Kyoto Ratification Hope Slim on Conference Eve

There were scant signs Russia would save the Kyoto Protocol on curbing global warming as it prepared to host a climate conference in Moscow from Monday.

Russia now holds a veto over the protocol, but has delayed approving the 1997 pact that many see as a step toward curbing gases from fossil fuels blamed for rising temperatures that may already be triggering more heat-waves, tornadoes and droughts.

"The whole Kyoto Protocol stands and falls with Russia," said Boerge Brende, the head of a UN committee following up environmental pledges made at an Earth Summit in Johannesburg last year.

President Vladimir Putin is due to attend the Monday opening of the World Climate Change Conference, which will gather climate experts from around the globe and runs until Friday.

But a Kremlin source said Friday that Russia first needed clear guarantees about how it will benefit from the pact and that Putin was unlikely to talk about Kyoto, which seeks to rein in gases like carbon dioxide from factories and cars.

"It's anybody's guess what Moscow will decide at the conference," said Rajendra Pachauri, the head of the UN panel on climate change. Russia has often said it plans to ratify Kyoto but has attached strings, seeking cash guarantees.

Moscow has a veto because Kyoto cannot enter into force until countries representing 55 percent of emissions have ratified, up from the 44 percent so far. Russia accounts for 17 percent while the U.S. share was 36 percent.

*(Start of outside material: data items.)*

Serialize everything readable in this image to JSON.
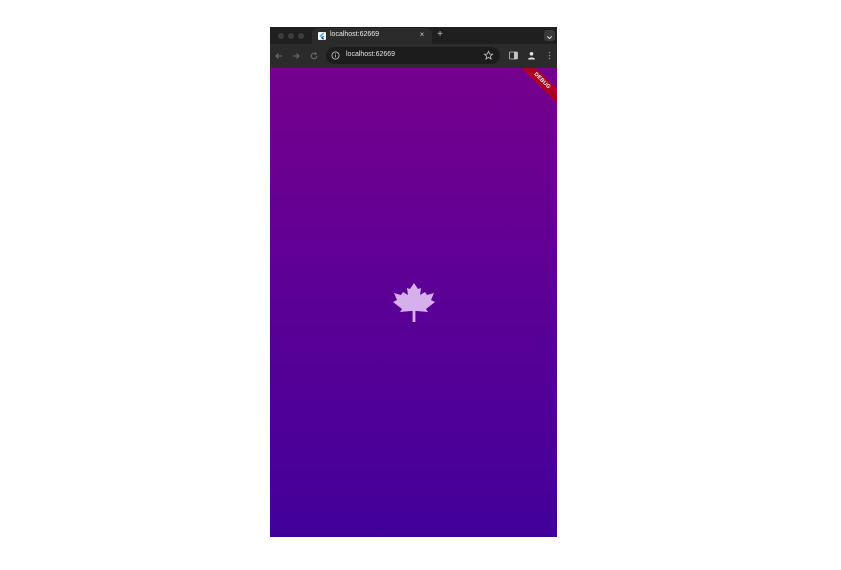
{
  "browser": {
    "tab": {
      "title": "localhost:62669",
      "close_glyph": "×"
    },
    "new_tab_glyph": "+",
    "omnibox": {
      "url": "localhost:62669"
    },
    "icons": {
      "back": "arrow-left-icon",
      "forward": "arrow-right-icon",
      "reload": "reload-icon",
      "site_info": "info-circle-icon",
      "bookmark": "star-icon",
      "side_panel": "side-panel-icon",
      "profile": "person-icon",
      "menu": "more-vert-icon",
      "tab_search": "chevron-down-icon"
    }
  },
  "app": {
    "gradient_top": "#76008e",
    "gradient_bottom": "#42009a",
    "center_icon": "maple-leaf-icon",
    "icon_color": "#d6b0ea",
    "debug_banner": "DEBUG",
    "debug_color": "#b00020"
  }
}
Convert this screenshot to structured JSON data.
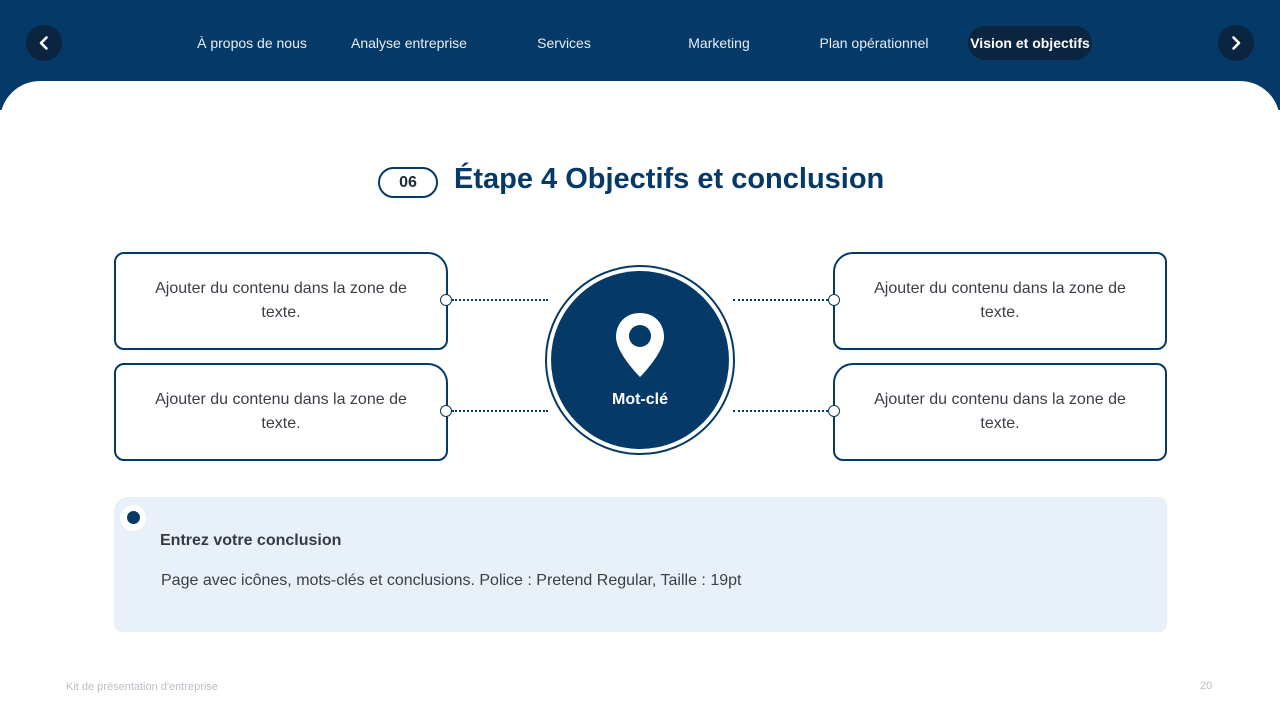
{
  "nav": {
    "prev_icon": "chevron-left-icon",
    "next_icon": "chevron-right-icon",
    "tabs": [
      {
        "label": "À propos de nous"
      },
      {
        "label": "Analyse entreprise"
      },
      {
        "label": "Services"
      },
      {
        "label": "Marketing"
      },
      {
        "label": "Plan opérationnel"
      },
      {
        "label": "Vision et objectifs"
      }
    ],
    "active_tab": "Vision et objectifs"
  },
  "header": {
    "step_number": "06",
    "title": "Étape 4 Objectifs et conclusion"
  },
  "boxes": {
    "top_left": "Ajouter du contenu dans la zone de texte.",
    "bottom_left": "Ajouter du contenu dans la zone de texte.",
    "top_right": "Ajouter du contenu dans la zone de texte.",
    "bottom_right": "Ajouter du contenu dans la zone de texte."
  },
  "center": {
    "icon": "location-pin-icon",
    "keyword": "Mot-clé"
  },
  "conclusion": {
    "title": "Entrez votre conclusion",
    "body": "Page avec icônes, mots-clés et conclusions. Police : Pretend Regular, Taille : 19pt"
  },
  "footer": {
    "left": "Kit de présentation d'entreprise",
    "page_number": "20"
  },
  "colors": {
    "primary": "#053a68",
    "dark": "#0b2440",
    "conclusion_bg": "#e8f0f9"
  }
}
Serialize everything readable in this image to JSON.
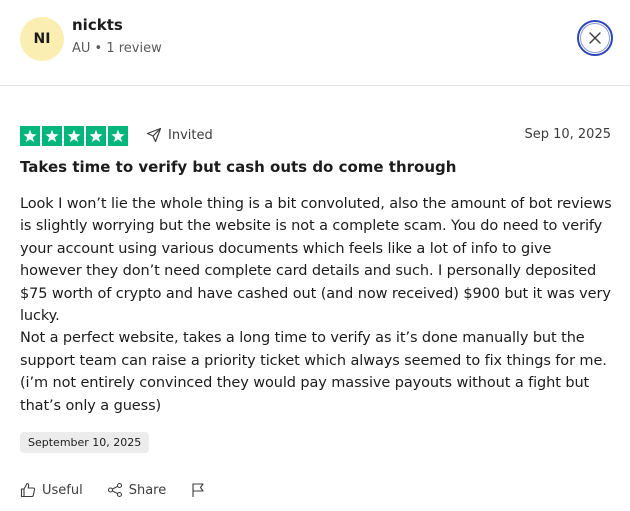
{
  "reviewer": {
    "initials": "NI",
    "name": "nickts",
    "meta": "AU • 1 review"
  },
  "review": {
    "rating": 5,
    "rating_color": "#00b67a",
    "invited_label": "Invited",
    "date": "Sep 10, 2025",
    "title": "Takes time to verify but cash outs do come through",
    "body_paragraphs": [
      "Look I won’t lie the whole thing is a bit convoluted, also the amount of bot reviews is slightly worrying but the website is not a complete scam. You do need to verify your account using various documents which feels like a lot of info to give however they don’t need complete card details and such. I personally deposited $75 worth of crypto and have cashed out (and now received) $900 but it was very lucky.",
      "Not a perfect website, takes a long time to verify as it’s done manually but the support team can raise a priority ticket which always seemed to fix things for me. (i’m not entirely convinced they would pay massive payouts without a fight but that’s only a guess)"
    ],
    "experience_date": "September 10, 2025"
  },
  "actions": {
    "useful_label": "Useful",
    "share_label": "Share"
  },
  "icons": {
    "close": "close-icon",
    "invited": "paper-plane-icon",
    "useful": "thumbs-up-icon",
    "share": "share-icon",
    "report": "flag-icon"
  },
  "colors": {
    "avatar_bg": "#fbeeb3",
    "close_ring": "#2c47b8",
    "star_box": "#00b67a"
  }
}
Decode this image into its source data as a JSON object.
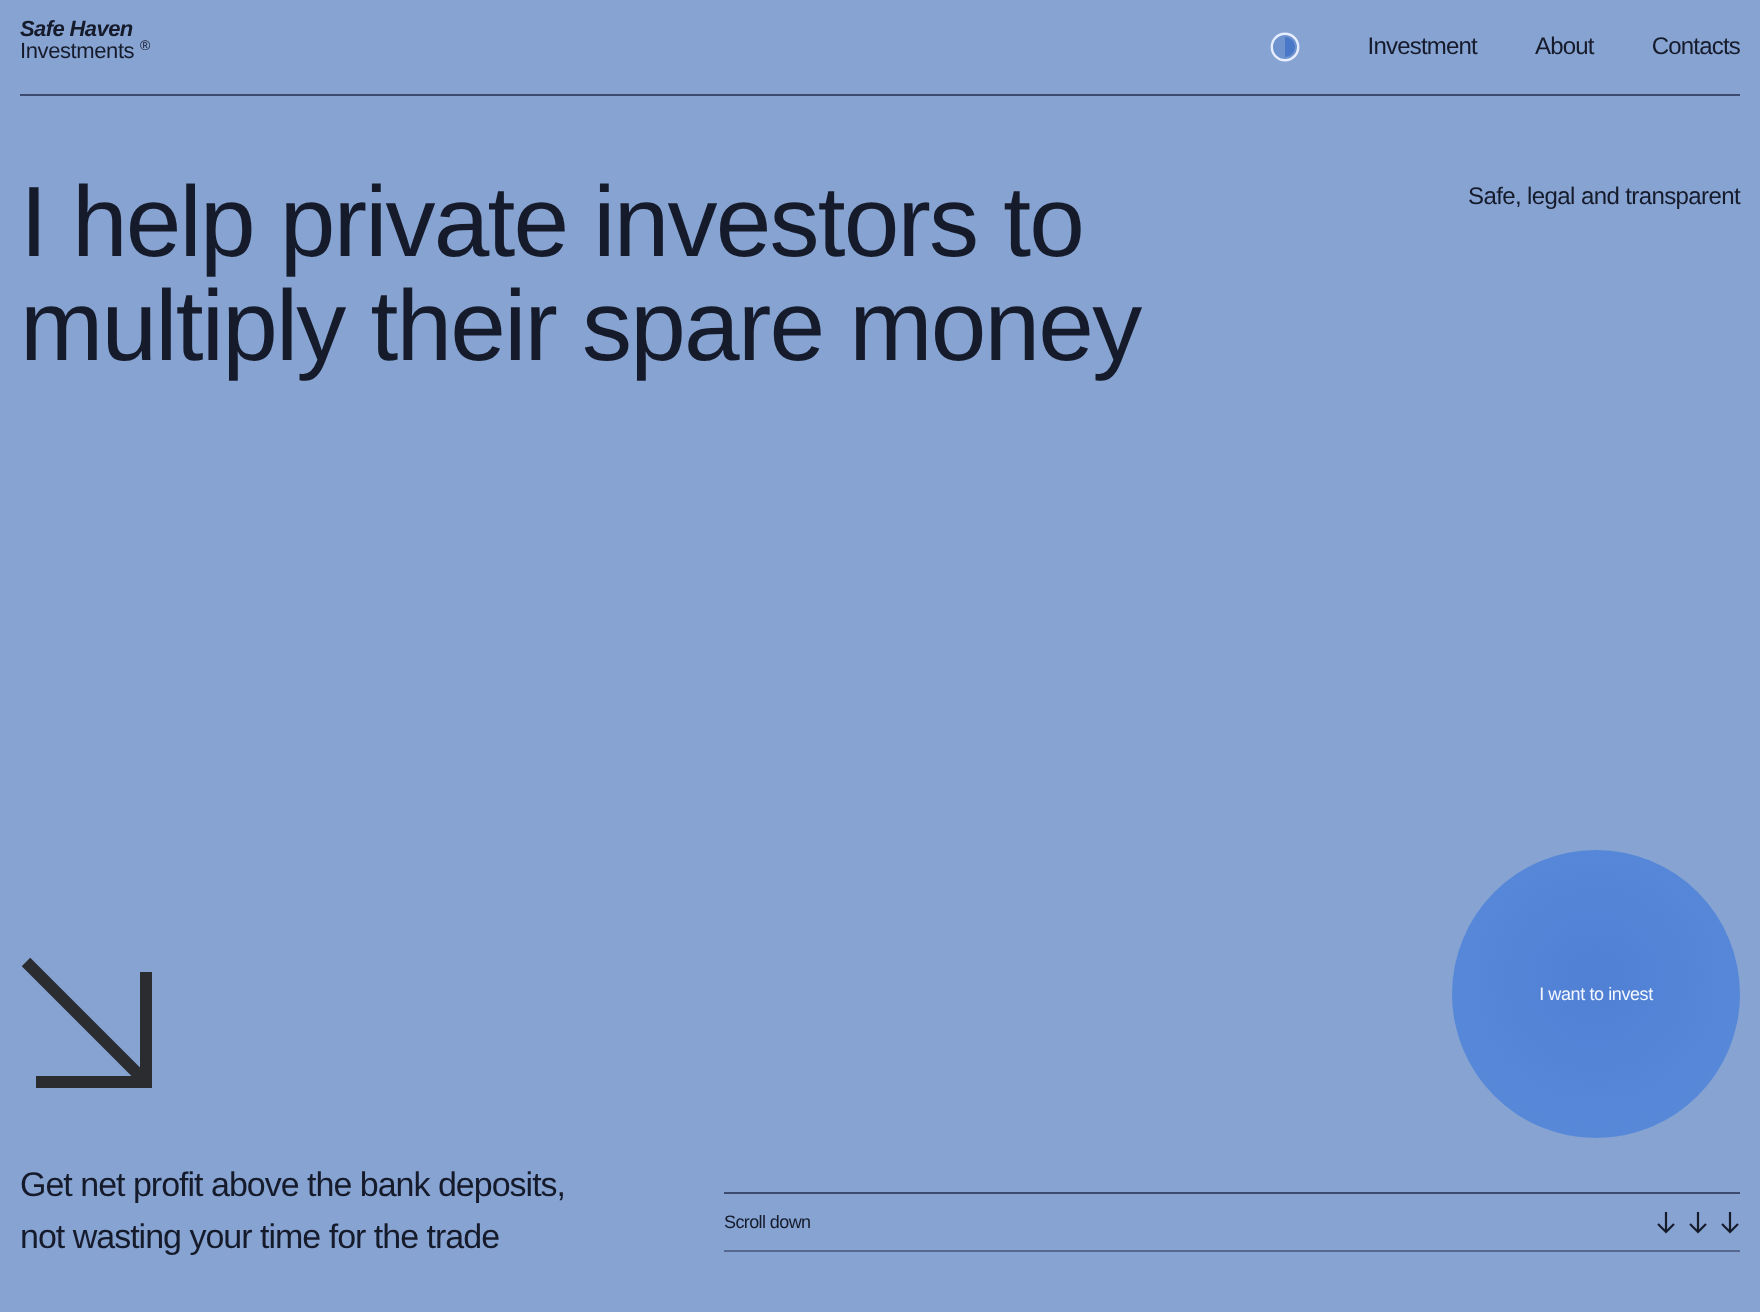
{
  "header": {
    "logo": {
      "title": "Safe Haven",
      "subtitle": "Investments $^{®}$"
    },
    "nav": [
      {
        "label": "Investment"
      },
      {
        "label": "About"
      },
      {
        "label": "Contacts"
      }
    ]
  },
  "hero": {
    "heading_lines": [
      "I help private investors to",
      "multiply their spare money"
    ],
    "tagline": "Safe, legal and transparent"
  },
  "intro": {
    "lines": [
      "Get net profit above the bank deposits,",
      "not wasting your time for the trade"
    ]
  },
  "cta": {
    "label": "I want to invest"
  },
  "scroll": {
    "label": "Scroll down"
  }
}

But it will only be a pinprick in curbing projected temperature rises of between 1.4 and 5.8 degrees Celsius by 2100 caused by global warming.

Pachauri, chairman of the Intergovernmental Panel on Climate Change, said a Russian ratification would let the world move on to discuss whether far more drastic measures were needed to rein in global warming.

Russia will have no problem meeting Kyoto targets because emissions have shrunk since the collapse of the Soviet Union.

But its hopes of selling spare emissions quotas abroad in a market once estimated at up to $8 billion a year were dashed by a U.S. pullout from Kyoto in 2001.

Washington said Kyoto was too costly and wrongly excluded developing nations.

Economists say Russia is also worried oil and gas prices might fall if Kyoto forces Western consumers to cut back on burning fossil fuels.

Russia is the world's No. 2 oil exporter behind Saudi Arabia and is a major gas exporter.